黒い翼に蛇の髪、凍てつくような視線……その姿は、まさに恐怖をかたどったような存在だったんですね。
彼女たちは、罪人の心にじわじわと恐怖と狂気を吹き込んでいきます。
どこまでも追いつめていく姿は、“逃げ場のない報い”そのものだったんです。
オレステスの物語は、エリニュスの恐ろしさを象徴する代表例。
彼は父アガメムノンを殺した母クリュタイムネストラを討ち、父の仇を取った英雄でした。
でも、それは同時に母殺しという禁忌を犯したことでもあって……。
彼を待っていたのは、エリニュスによる果てしない追跡。
どこへ行っても逃れられず、正気すら失いかけた彼の姿は、罪と報いの重さを鋭く浮かび上がらせていました。
ぱっと見は「悪魔」みたいなエリニュス。
でも実は、彼女たちには「罪を裁く正義の側面」があるんです。
彼女たちが追いかけるのは、ただ気まぐれじゃありません。 共同体の秩序を守るために、「罰を逃れさせない」という役割を果たしていたんですね。
ギリシャ神話のすごいところは、こんなふうに“恐怖の存在”にも、ちゃんと意味があるところなんです。
母エリピュレの亡骸からアルクマイオンを追い立てるエリニュス
母殺しの罪を犯したアルクマイオンが、復讐の女神エリニュスに追われて逃走する瞬間を描く。
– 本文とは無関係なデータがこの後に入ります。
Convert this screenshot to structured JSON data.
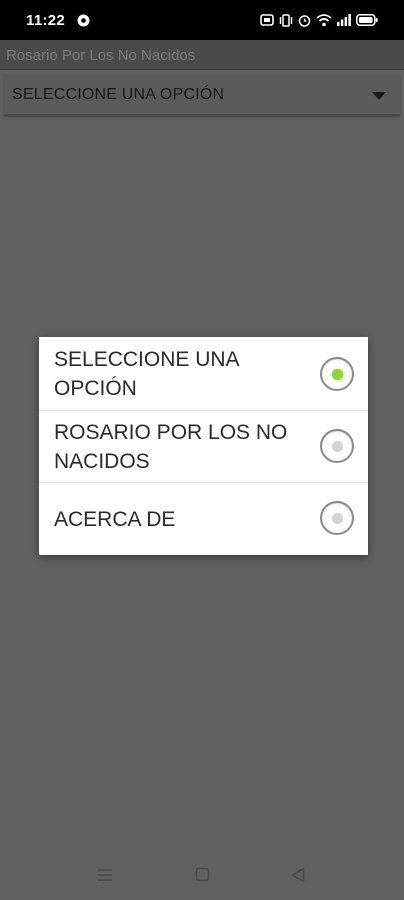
{
  "status_bar": {
    "time": "11:22",
    "icons": [
      "chrome-icon",
      "nfc-icon",
      "vibrate-icon",
      "alarm-icon",
      "wifi-icon",
      "signal-icon",
      "battery-icon"
    ]
  },
  "app": {
    "title": "Rosario Por Los No Nacidos"
  },
  "spinner": {
    "selected_label": "SELECCIONE UNA OPCIÓN"
  },
  "dialog": {
    "options": [
      {
        "label": "SELECCIONE UNA OPCIÓN",
        "checked": true
      },
      {
        "label": "ROSARIO POR LOS NO NACIDOS",
        "checked": false
      },
      {
        "label": "ACERCA DE",
        "checked": false
      }
    ]
  },
  "colors": {
    "radio_checked": "#8bd53a",
    "overlay": "#616161"
  },
  "nav_bar": {
    "buttons": [
      "menu-icon",
      "home-icon",
      "back-icon"
    ]
  }
}
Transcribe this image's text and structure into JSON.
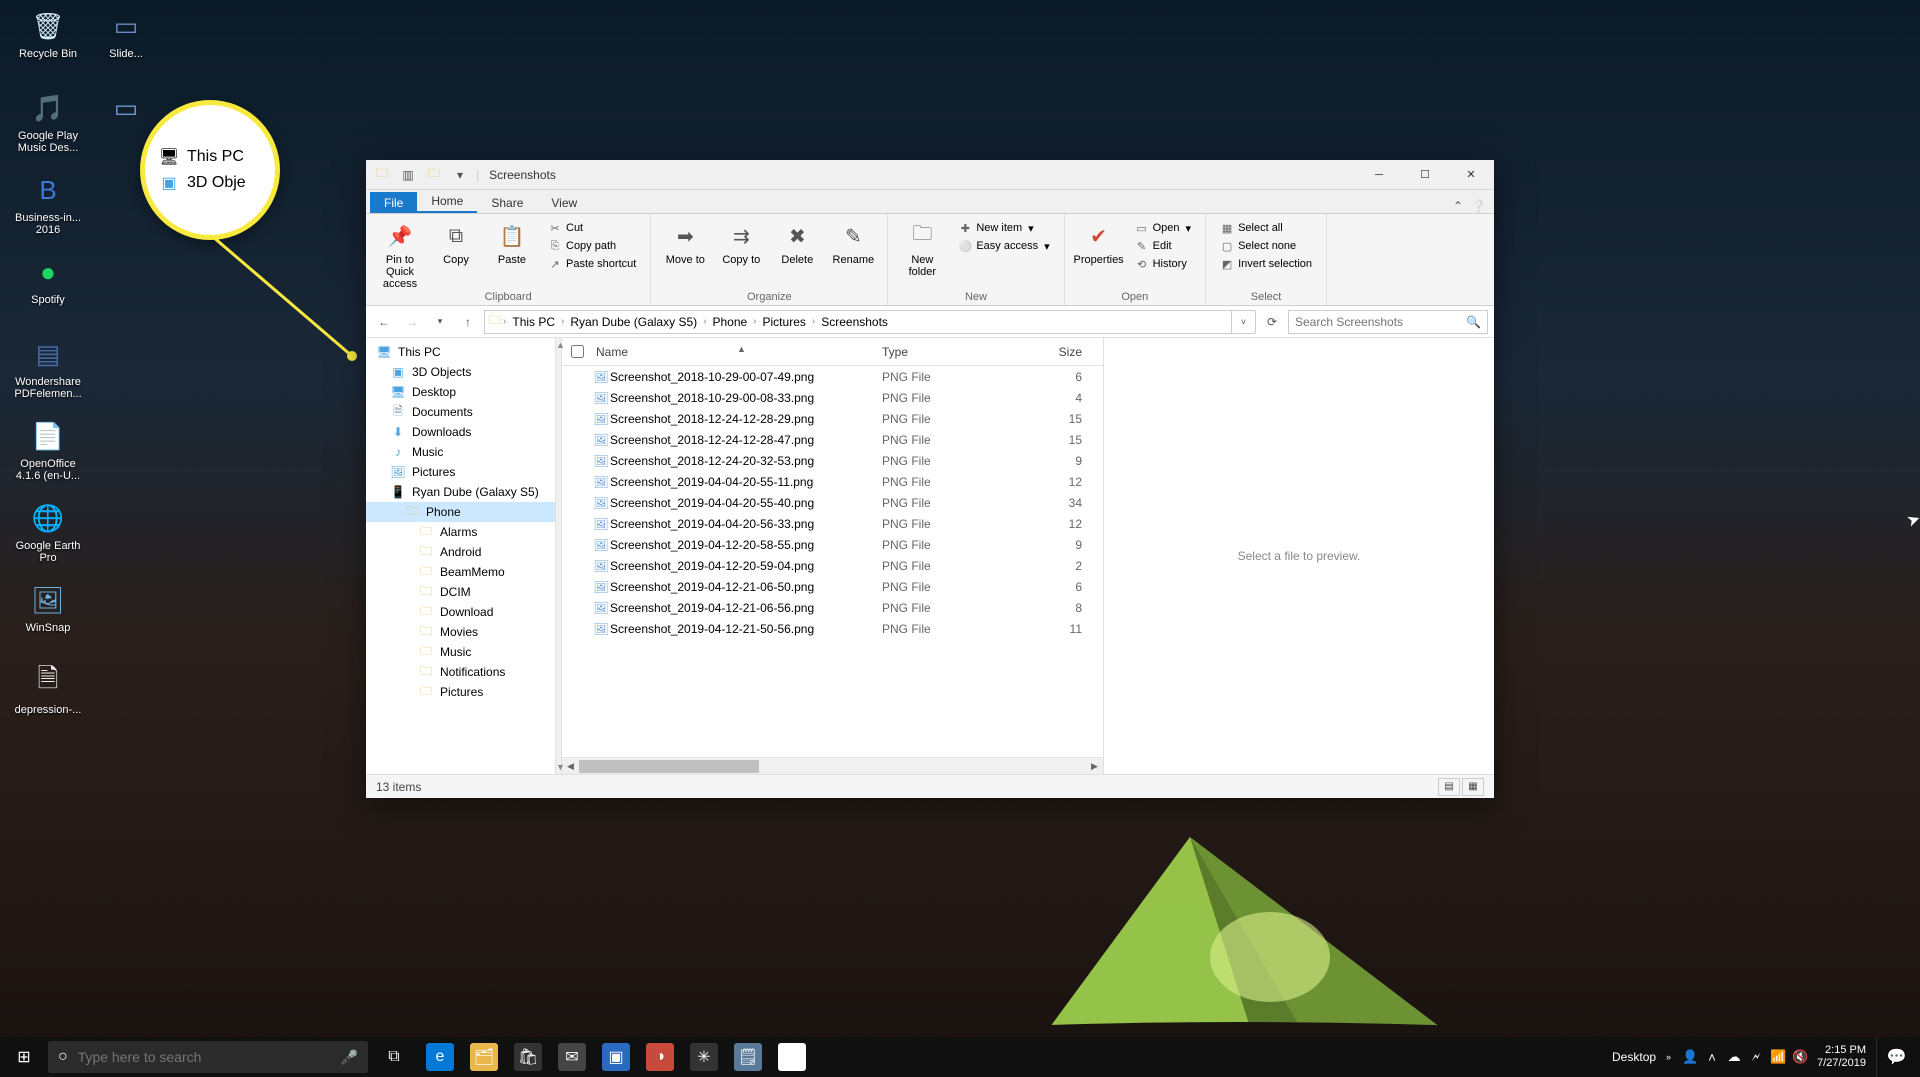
{
  "desktop_icons": [
    {
      "label": "Recycle Bin",
      "glyph": "🗑",
      "color": "#cfe8f7"
    },
    {
      "label": "Google Play Music Des...",
      "glyph": "🎵",
      "color": "#ff9a3c"
    },
    {
      "label": "Business-in... 2016",
      "glyph": "B",
      "color": "#3a7ad6"
    },
    {
      "label": "Spotify",
      "glyph": "●",
      "color": "#1ed760"
    },
    {
      "label": "Wondershare PDFelemen...",
      "glyph": "▤",
      "color": "#4a6aa8"
    },
    {
      "label": "OpenOffice 4.1.6 (en-U...",
      "glyph": "📄",
      "color": "#f0f0f0"
    },
    {
      "label": "Google Earth Pro",
      "glyph": "🌐",
      "color": "#5a7a9a"
    },
    {
      "label": "WinSnap",
      "glyph": "🖼",
      "color": "#6ab0e0"
    },
    {
      "label": "depression-...",
      "glyph": "🗎",
      "color": "#f0f0f0"
    },
    {
      "label": "Slide...",
      "glyph": "▭",
      "color": "#6a8ac0"
    },
    {
      "label": "",
      "glyph": "▭",
      "color": "#6a9ad0"
    }
  ],
  "callout": {
    "line1": "This PC",
    "line2": "3D Obje"
  },
  "explorer": {
    "title": "Screenshots",
    "tabs": {
      "file": "File",
      "home": "Home",
      "share": "Share",
      "view": "View"
    },
    "ribbon": {
      "clipboard": {
        "label": "Clipboard",
        "pin": "Pin to Quick access",
        "copy": "Copy",
        "paste": "Paste",
        "cut": "Cut",
        "copypath": "Copy path",
        "pasteshort": "Paste shortcut"
      },
      "organize": {
        "label": "Organize",
        "moveto": "Move to",
        "copyto": "Copy to",
        "delete": "Delete",
        "rename": "Rename"
      },
      "new": {
        "label": "New",
        "newfolder": "New folder",
        "newitem": "New item",
        "easyaccess": "Easy access"
      },
      "open": {
        "label": "Open",
        "properties": "Properties",
        "open": "Open",
        "edit": "Edit",
        "history": "History"
      },
      "select": {
        "label": "Select",
        "all": "Select all",
        "none": "Select none",
        "invert": "Invert selection"
      }
    },
    "breadcrumb": [
      "This PC",
      "Ryan Dube (Galaxy S5)",
      "Phone",
      "Pictures",
      "Screenshots"
    ],
    "search_placeholder": "Search Screenshots",
    "nav": [
      {
        "label": "This PC",
        "icon": "pc",
        "indent": 0
      },
      {
        "label": "3D Objects",
        "icon": "3d",
        "indent": 1
      },
      {
        "label": "Desktop",
        "icon": "desk",
        "indent": 1
      },
      {
        "label": "Documents",
        "icon": "doc",
        "indent": 1
      },
      {
        "label": "Downloads",
        "icon": "dl",
        "indent": 1
      },
      {
        "label": "Music",
        "icon": "music",
        "indent": 1
      },
      {
        "label": "Pictures",
        "icon": "pic",
        "indent": 1
      },
      {
        "label": "Ryan Dube (Galaxy S5)",
        "icon": "phone",
        "indent": 1
      },
      {
        "label": "Phone",
        "icon": "folder",
        "indent": 2,
        "sel": true
      },
      {
        "label": "Alarms",
        "icon": "folder",
        "indent": 3
      },
      {
        "label": "Android",
        "icon": "folder",
        "indent": 3
      },
      {
        "label": "BeamMemo",
        "icon": "folder",
        "indent": 3
      },
      {
        "label": "DCIM",
        "icon": "folder",
        "indent": 3
      },
      {
        "label": "Download",
        "icon": "folder",
        "indent": 3
      },
      {
        "label": "Movies",
        "icon": "folder",
        "indent": 3
      },
      {
        "label": "Music",
        "icon": "folder",
        "indent": 3
      },
      {
        "label": "Notifications",
        "icon": "folder",
        "indent": 3
      },
      {
        "label": "Pictures",
        "icon": "folder",
        "indent": 3
      }
    ],
    "columns": {
      "name": "Name",
      "type": "Type",
      "size": "Size"
    },
    "files": [
      {
        "name": "Screenshot_2018-10-29-00-07-49.png",
        "type": "PNG File",
        "size": "6"
      },
      {
        "name": "Screenshot_2018-10-29-00-08-33.png",
        "type": "PNG File",
        "size": "4"
      },
      {
        "name": "Screenshot_2018-12-24-12-28-29.png",
        "type": "PNG File",
        "size": "15"
      },
      {
        "name": "Screenshot_2018-12-24-12-28-47.png",
        "type": "PNG File",
        "size": "15"
      },
      {
        "name": "Screenshot_2018-12-24-20-32-53.png",
        "type": "PNG File",
        "size": "9"
      },
      {
        "name": "Screenshot_2019-04-04-20-55-11.png",
        "type": "PNG File",
        "size": "12"
      },
      {
        "name": "Screenshot_2019-04-04-20-55-40.png",
        "type": "PNG File",
        "size": "34"
      },
      {
        "name": "Screenshot_2019-04-04-20-56-33.png",
        "type": "PNG File",
        "size": "12"
      },
      {
        "name": "Screenshot_2019-04-12-20-58-55.png",
        "type": "PNG File",
        "size": "9"
      },
      {
        "name": "Screenshot_2019-04-12-20-59-04.png",
        "type": "PNG File",
        "size": "2"
      },
      {
        "name": "Screenshot_2019-04-12-21-06-50.png",
        "type": "PNG File",
        "size": "6"
      },
      {
        "name": "Screenshot_2019-04-12-21-06-56.png",
        "type": "PNG File",
        "size": "8"
      },
      {
        "name": "Screenshot_2019-04-12-21-50-56.png",
        "type": "PNG File",
        "size": "11"
      }
    ],
    "preview_msg": "Select a file to preview.",
    "status": "13 items"
  },
  "taskbar": {
    "search_placeholder": "Type here to search",
    "apps": [
      {
        "name": "edge",
        "bg": "#0078d7",
        "glyph": "e"
      },
      {
        "name": "explorer",
        "bg": "#e8b84a",
        "glyph": "🗂"
      },
      {
        "name": "store",
        "bg": "#333",
        "glyph": "🛍"
      },
      {
        "name": "mail",
        "bg": "#444",
        "glyph": "✉"
      },
      {
        "name": "app1",
        "bg": "#2a6ac0",
        "glyph": "▣"
      },
      {
        "name": "app2",
        "bg": "#c84a3a",
        "glyph": "◑"
      },
      {
        "name": "app3",
        "bg": "#333",
        "glyph": "✳"
      },
      {
        "name": "app4",
        "bg": "#5a7a9a",
        "glyph": "🗒"
      },
      {
        "name": "chrome",
        "bg": "#fff",
        "glyph": "◎"
      }
    ],
    "tray_label": "Desktop",
    "time": "2:15 PM",
    "date": "7/27/2019"
  }
}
死体と黒い翼の群像が、罪の報いと狂気の迫り来る気配を際立たせる。
出典:Henry Fuseli (author) / Wikimedia Commons Public domainより
蛇を髪にまとい、血走った目で罪人を睨みつけ、どこまでも追いかける──
その姿は、まさに“逃げても逃げても背後に迫る悪夢”。
英語で言えばrelentless(容赦ない)。
心のどこかに罪の意識がある限り、エリニュスは決して離れてくれません。
だからこそ、「逃れられぬ罰を与える悪魔的存在」として、彼女たちは古代から現代まで語り継がれてきたんです。
恐ろしいけれど、それはただの脅しではなく、正義のための恐怖でもあったんですね。
つまりエリニュスの物語は、罪から逃れられない恐怖を「悪魔的な姿」で表現していたのです。